The Astronomer's Telegram
- Website type: science
- Editor: Robert E. Rutledge
- Website: http://www.astronomerstelegram.org

= The Astronomer's Telegram =

Internet-based publication service for astronomical observations

The Astronomer's Telegram (ATel) is an internet-based short-notice publication service for quickly disseminating information on new astronomical observations. Examples include gamma-ray bursts, gravitational microlensing, supernovae, novae, or X-ray transients, but there are no restrictions on content matter.

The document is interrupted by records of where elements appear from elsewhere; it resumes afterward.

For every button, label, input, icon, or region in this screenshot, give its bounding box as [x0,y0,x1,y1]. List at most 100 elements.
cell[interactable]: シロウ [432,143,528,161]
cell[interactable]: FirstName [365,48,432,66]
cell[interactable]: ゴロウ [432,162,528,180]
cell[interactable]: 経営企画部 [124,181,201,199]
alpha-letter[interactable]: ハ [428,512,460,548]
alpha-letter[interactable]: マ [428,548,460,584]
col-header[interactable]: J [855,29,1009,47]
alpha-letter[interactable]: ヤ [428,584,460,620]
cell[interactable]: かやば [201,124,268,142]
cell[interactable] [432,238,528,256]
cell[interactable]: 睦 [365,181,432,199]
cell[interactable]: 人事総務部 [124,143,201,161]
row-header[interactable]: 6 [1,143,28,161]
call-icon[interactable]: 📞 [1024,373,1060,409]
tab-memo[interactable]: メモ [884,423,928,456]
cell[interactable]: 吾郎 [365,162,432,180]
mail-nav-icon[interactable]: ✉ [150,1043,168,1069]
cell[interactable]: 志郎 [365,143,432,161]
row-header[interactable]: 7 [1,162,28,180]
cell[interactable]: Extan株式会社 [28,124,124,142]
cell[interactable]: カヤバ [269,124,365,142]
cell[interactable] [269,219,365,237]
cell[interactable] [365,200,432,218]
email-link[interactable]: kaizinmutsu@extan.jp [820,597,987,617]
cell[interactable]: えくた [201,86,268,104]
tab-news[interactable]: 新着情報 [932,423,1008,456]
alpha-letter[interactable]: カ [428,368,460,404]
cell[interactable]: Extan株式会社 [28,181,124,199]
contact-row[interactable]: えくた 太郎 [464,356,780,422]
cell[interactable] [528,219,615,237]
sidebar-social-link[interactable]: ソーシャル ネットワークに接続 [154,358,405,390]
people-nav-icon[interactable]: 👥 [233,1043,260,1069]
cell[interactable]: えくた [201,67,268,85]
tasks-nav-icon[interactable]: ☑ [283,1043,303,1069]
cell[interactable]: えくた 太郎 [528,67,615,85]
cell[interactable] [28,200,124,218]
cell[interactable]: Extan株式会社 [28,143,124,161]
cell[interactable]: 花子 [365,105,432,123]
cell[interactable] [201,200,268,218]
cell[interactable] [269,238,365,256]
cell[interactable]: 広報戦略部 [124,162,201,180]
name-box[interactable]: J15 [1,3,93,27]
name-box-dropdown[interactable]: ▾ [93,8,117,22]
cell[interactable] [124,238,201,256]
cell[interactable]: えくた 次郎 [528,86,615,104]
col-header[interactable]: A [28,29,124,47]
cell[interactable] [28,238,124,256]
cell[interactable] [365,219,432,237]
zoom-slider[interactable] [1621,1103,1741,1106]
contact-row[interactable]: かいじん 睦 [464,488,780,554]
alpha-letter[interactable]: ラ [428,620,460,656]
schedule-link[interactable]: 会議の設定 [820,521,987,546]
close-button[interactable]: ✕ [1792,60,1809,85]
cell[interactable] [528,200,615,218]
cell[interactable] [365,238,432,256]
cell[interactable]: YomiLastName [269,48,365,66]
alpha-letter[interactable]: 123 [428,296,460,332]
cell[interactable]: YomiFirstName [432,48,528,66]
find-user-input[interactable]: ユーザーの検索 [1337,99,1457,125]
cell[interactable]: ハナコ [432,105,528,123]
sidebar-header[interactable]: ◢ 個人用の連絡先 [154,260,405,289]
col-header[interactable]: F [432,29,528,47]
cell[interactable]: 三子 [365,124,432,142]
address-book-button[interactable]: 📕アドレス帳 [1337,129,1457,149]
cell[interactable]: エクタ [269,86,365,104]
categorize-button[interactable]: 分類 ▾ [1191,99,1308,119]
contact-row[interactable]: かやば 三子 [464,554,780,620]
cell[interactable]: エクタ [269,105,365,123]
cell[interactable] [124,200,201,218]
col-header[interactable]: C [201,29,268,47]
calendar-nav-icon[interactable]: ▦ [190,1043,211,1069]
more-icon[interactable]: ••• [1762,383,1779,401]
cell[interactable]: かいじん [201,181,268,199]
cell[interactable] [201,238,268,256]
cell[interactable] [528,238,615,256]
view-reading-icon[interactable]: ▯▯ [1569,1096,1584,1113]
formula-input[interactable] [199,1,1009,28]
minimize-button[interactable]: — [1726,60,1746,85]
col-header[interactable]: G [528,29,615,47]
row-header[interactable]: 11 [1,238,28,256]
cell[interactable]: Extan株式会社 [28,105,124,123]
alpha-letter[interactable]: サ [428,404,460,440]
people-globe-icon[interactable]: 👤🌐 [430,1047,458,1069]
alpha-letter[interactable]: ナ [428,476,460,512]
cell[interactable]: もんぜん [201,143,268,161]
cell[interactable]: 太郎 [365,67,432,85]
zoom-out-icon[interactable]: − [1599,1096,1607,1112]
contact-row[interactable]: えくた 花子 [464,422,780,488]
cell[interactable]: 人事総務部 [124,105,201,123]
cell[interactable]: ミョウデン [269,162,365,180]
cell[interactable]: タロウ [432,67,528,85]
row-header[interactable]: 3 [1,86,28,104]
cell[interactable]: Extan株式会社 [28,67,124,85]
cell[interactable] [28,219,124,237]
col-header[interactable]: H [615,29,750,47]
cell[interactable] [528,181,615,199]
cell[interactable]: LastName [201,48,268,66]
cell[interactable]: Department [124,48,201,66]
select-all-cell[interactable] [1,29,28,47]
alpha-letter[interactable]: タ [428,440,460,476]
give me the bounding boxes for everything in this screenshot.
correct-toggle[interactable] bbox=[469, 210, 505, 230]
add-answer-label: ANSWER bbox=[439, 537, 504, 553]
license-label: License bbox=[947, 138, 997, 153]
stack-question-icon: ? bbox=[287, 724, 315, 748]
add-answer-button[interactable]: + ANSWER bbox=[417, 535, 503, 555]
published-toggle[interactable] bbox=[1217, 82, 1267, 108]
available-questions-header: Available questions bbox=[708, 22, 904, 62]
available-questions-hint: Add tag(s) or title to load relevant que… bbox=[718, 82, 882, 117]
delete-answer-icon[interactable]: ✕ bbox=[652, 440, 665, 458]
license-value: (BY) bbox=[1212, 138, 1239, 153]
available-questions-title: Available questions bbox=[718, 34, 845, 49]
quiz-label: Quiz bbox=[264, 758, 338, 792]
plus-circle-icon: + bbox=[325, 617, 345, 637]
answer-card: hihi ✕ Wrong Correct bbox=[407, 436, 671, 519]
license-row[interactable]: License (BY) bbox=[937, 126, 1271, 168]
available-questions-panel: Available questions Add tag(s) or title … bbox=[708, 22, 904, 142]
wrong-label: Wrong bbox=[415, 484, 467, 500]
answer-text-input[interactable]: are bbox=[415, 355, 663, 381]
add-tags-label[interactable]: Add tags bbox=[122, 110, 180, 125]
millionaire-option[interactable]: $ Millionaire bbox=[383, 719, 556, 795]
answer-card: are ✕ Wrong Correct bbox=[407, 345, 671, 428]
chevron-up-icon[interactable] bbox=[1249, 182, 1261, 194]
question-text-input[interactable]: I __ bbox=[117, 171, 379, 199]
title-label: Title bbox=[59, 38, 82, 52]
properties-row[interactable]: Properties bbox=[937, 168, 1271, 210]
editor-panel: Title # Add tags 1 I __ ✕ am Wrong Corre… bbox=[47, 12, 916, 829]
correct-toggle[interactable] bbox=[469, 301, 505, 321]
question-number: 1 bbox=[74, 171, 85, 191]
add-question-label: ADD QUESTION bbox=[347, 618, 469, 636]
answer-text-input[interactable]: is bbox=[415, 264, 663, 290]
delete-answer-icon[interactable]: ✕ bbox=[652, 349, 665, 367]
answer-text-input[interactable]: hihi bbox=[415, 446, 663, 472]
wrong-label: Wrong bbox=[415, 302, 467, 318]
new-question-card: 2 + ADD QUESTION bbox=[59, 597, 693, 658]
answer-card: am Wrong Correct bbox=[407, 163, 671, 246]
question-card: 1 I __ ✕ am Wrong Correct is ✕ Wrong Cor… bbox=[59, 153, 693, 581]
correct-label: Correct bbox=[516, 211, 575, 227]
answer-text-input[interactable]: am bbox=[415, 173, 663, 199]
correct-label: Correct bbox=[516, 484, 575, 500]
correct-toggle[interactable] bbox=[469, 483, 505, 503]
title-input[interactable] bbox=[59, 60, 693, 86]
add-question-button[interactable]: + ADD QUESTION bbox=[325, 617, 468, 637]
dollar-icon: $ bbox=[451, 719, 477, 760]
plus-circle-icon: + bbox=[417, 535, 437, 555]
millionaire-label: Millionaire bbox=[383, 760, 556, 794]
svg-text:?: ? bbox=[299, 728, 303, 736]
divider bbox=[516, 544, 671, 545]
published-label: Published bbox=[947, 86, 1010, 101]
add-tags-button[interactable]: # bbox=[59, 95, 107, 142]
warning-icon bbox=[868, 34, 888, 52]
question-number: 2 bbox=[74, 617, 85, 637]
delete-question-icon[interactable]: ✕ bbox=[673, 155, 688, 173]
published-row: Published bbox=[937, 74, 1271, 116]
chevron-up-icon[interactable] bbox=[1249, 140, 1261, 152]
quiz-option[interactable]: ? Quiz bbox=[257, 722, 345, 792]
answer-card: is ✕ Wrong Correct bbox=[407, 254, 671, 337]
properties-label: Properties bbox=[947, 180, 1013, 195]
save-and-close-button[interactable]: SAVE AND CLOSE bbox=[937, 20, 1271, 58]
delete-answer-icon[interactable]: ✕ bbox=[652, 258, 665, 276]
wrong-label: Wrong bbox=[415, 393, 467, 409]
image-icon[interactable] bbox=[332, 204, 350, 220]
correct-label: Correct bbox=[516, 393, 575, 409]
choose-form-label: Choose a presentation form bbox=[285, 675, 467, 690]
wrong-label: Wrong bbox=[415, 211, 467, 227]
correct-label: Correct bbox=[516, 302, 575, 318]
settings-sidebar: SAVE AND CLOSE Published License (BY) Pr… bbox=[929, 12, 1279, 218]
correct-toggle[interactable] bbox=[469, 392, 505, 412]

Telegrams are available instantly on the service's website, and distributed to subscribers via email digest within 24 hours.

The Astronomer's Telegram was launched on 17 December 1997 by Robert E. Rutledge with the goal of rapidly (<1 s) sharing information of interest to astronomers. Telegrams are sent out daily by email, but especially time sensitive events can be transmitted instantly. Since 2013, information is also broadcast over Twitter and Facebook.

To publish, astronomers request credentials. Credentials are issued to professional astronomers and graduate students, after verification by personal contact. Once credentials have been supplied and telegrams authorized, astronomers can publish telegrams directly, with no further editing.

As of August 2019, over 13000 telegrams have been published.

== History ==

While working at Max Planck Institute for Extraterrestrische Physik in Garching, Bob Rutledge began the site after his experience in using the web in 1995-6 as an aid in the discovery and characterization (by multiple scientists working informally and collaboratively) of the Bursting Pulsar, GRO J1744-28. Operations began in earnest at the department of astronomy of UC Berkeley where Rutledge was a visiting post-doctoral scholar with Prof. Lars Bildsten.

The service received international attention following a March 20, 2018 when Peter Dunsby submitted a report of a "very bright optical transient near the Trifid and Lagoon Nebulae". Forty minutes later he posted again apologizing, saying that the object in question was "identified as Mars". The Astronomer's Telegram editors presented Dunsby with a tongue-in-cheek award as discoverer of Mars.

Dunsby later described the incident to Newsweek as "an honest mistake arising from simply not checking what else was in my camera frame, during an automated astrophotography session and of very little consequence in the scheme of things. The world needs to smile more, so that’s something good that has come out of this episode.”

== Current operations ==

The Astronomer's Telegram currently has an editor in chief, an editor and a co-editor. The ATel service is free, both for publishers and readers of the telegrams. The Astronomer's Telegrams editors remind users to report discoveries of supernovae or comets to the Central Bureau for Astronomical Telegrams as well.